Выбрать главу

Вот кстати, с Юлией Кантор мы обсуждали этот вопрос — что выстояло в Ленинграде, русское или советское. И мне кажется, мы пришли к выводу, что в огромной степени советское. Потому что старого Ленинграда, имперского Ленинграда после бесчисленных чисток уже не осталось, после высылок в Ленинграде жили уже совершенно не те люди, которые помнили его столицей империи. Поэтому Берггольц — это символ выстоявшего советского.

Чем она отличается, мне кажется, от Ахматовой очень сильно? У Ахматовой везде и всегда, превыше всего, есть чувство своей правоты. У Берггольц этого чувства нет, а у нее есть какая-то, я бы рискнул даже сказать, демонстративная неправота. Она подставляется очень много и намеренно. И этим она бесконечно трогательна. И стихи у нее нарочито корявые, она совершенно не стремится к гладкописи, а у нее есть именно эта фактура грубая, такой пафос абсолютно прямого высказывания.

Ее опубликованные ленинградские стихи производили, конечно, очень сильное впечатление, но по-настоящему лучшее свое она не опубликовала и не могла опубликовать при жизни. Ну, она была женой Бориса Корнилова, и Корнилова расстреляли, она отделалась сравнительно небольшим сроком, предварительным по сути дела следствием. Суда не было, ее выпустили во время бериевской оттепели и восстановили в партии. Но тем не менее она написала едва ли не самое сильное стихотворение тридцатых годов, на стадии корректуры его выбросили из ее итоговой книги «Узлы», потому что даже в середине шестидесятых ей это напечатать не удалось.

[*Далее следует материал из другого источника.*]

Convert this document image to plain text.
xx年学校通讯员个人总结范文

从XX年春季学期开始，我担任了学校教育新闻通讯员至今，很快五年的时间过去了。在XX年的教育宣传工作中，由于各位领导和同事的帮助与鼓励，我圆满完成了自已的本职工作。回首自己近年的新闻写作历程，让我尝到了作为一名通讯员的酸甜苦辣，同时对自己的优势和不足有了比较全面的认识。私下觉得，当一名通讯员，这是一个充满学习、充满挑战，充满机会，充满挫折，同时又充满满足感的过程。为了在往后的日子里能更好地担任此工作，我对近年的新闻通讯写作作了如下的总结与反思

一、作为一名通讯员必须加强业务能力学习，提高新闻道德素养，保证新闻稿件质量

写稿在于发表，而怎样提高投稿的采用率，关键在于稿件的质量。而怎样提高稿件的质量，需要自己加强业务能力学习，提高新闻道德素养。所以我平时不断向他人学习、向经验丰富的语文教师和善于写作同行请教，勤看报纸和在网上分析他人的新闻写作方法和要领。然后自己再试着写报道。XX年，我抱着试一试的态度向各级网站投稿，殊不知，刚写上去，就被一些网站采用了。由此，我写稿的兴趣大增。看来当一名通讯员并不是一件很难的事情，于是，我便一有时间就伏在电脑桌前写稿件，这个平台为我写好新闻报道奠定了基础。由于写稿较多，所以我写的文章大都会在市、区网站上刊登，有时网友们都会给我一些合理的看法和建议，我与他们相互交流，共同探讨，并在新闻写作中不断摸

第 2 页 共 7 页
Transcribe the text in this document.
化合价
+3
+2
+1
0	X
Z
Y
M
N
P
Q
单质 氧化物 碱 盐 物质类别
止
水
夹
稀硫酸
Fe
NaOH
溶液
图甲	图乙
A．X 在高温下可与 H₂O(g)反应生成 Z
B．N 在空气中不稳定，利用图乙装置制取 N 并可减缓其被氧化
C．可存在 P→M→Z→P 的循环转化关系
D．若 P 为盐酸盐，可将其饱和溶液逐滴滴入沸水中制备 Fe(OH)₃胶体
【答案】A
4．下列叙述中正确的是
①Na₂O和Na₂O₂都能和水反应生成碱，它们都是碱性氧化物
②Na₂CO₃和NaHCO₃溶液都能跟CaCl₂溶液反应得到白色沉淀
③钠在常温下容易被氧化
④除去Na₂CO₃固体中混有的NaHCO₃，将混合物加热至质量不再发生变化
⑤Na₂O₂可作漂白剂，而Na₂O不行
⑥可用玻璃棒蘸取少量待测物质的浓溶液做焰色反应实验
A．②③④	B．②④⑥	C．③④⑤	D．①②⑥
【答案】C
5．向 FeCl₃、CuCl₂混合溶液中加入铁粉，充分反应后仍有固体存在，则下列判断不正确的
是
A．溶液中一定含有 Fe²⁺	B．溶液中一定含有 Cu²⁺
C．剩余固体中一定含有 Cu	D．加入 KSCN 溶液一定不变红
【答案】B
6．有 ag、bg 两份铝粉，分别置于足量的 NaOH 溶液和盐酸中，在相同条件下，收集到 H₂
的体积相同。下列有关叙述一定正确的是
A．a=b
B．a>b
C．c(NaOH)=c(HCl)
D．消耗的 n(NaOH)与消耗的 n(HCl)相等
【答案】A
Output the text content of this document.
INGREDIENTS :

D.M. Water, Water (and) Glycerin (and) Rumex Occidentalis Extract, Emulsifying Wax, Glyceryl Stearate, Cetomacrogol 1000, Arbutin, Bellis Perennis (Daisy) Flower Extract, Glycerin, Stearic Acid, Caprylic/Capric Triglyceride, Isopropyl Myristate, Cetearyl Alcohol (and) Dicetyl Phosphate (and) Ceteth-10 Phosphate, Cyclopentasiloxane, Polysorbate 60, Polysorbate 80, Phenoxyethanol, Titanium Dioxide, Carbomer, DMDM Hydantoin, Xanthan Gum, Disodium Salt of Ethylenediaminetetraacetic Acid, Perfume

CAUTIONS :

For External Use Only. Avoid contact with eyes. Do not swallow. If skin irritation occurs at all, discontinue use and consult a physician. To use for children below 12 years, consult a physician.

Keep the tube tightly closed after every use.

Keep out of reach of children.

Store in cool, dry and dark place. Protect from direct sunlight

Нет, не из книжек наших скудных,

Подобья нищенской сумы,

Узнаете о том, как трудно,

Как невозможно жили мы.

Как мы любили — горько, грубо.

Как обманулись мы, любя,

Как на допросах, стиснув зубы,

Мы отрекались от себя.

И в духоте бессонных камер,

Все дни и ночи напролет,

Без слез, разбитыми губами

Шептали: «Родина… Народ»…

И находили оправданья

Жестокой матери своей,

На бесполезное страданье

Пославшей лучших сыновей.

…О, дни позора и печали!

О, неужели даже мы

Тоски людской не исчерпали

В беззвездных топях Колымы?

А те, что вырвались случайно, —

Осуждены еще страшней

На малодушное молчанье,

На недоверие друзей.

И молча, только втайне плача,

Зачем-то жили мы опять, —

Затем, что не могли иначе

Ни жить, ни плакать, ни дышать.

Берггольц самой своей судьбой доказала, что советский проект даже после сталинского реванша продолжал существовать. И вот в чем составляющая этой советскости, в чем советский характер Берггольц? Во-первых, это, конечно, бесконечная работа над собой, бесконечное совершенствование себя, установка на сверхчеловечность и установка на преодоление собственной слабости. Это не мешает ей быть человеком во всех проявлениях, это не мешает ей зависеть от любви, например. Но для Берггольц человек — это именно постоянная работа по преодолению себя. И дневник ее — опыт беспощадно зоркой рефлексии, она все за собой замечает и иногда жестоко себя ненавидит.

Она потеряла двух дочерей, потеряла двух мужей. Первый муж Корнилов, с которым она рассталась довольно рано, расстрелян, второй, Николай Молчанов, филолог, главная любовь ее жизни, погиб в блокаду. И вот Берггольц, конечно, мучительно презирает себя за то, что после смерти второго мужа позволила себе увлечься Юрой, Георгием Макогоненко, и хочет ему нравиться, как она пишет. Вот во время блокады разворачивается этот удивительный роман.

Дело в том, что для Берггольц, которая всю жизнь люто себя ненавидит, и постоянно ругает, и в дневниках это отражено, для Берггольц тем не менее во время блокады, во время всеобщей лжи именно вот эта правда ее запретного чувства становится очень важной, становится каким-то, рискну сказать, нравственным камертоном. Именно поэтому она все пытки и травли пережила, потому что она вот это человеческое каким-то образом в себе сохранила. Она его стыдилась страшно, но она в Ленинграде умудрялась быть человеком. Она умудрялась любить, она умудрялась с невероятной непосредственностью в своих дневниках ругать начальство, которое до этого допустило — и утрата Крыма, и утрата почти всего юга, и то, что дошли до Ленинграда, и до Сталинграда — этого она не прощает, конечно. Но на этом фоне она продолжает бороться отчаянно за свое женское счастье, за свою женскую реализацию. И, может быть, это и позволило ей как-то остаться и состояться.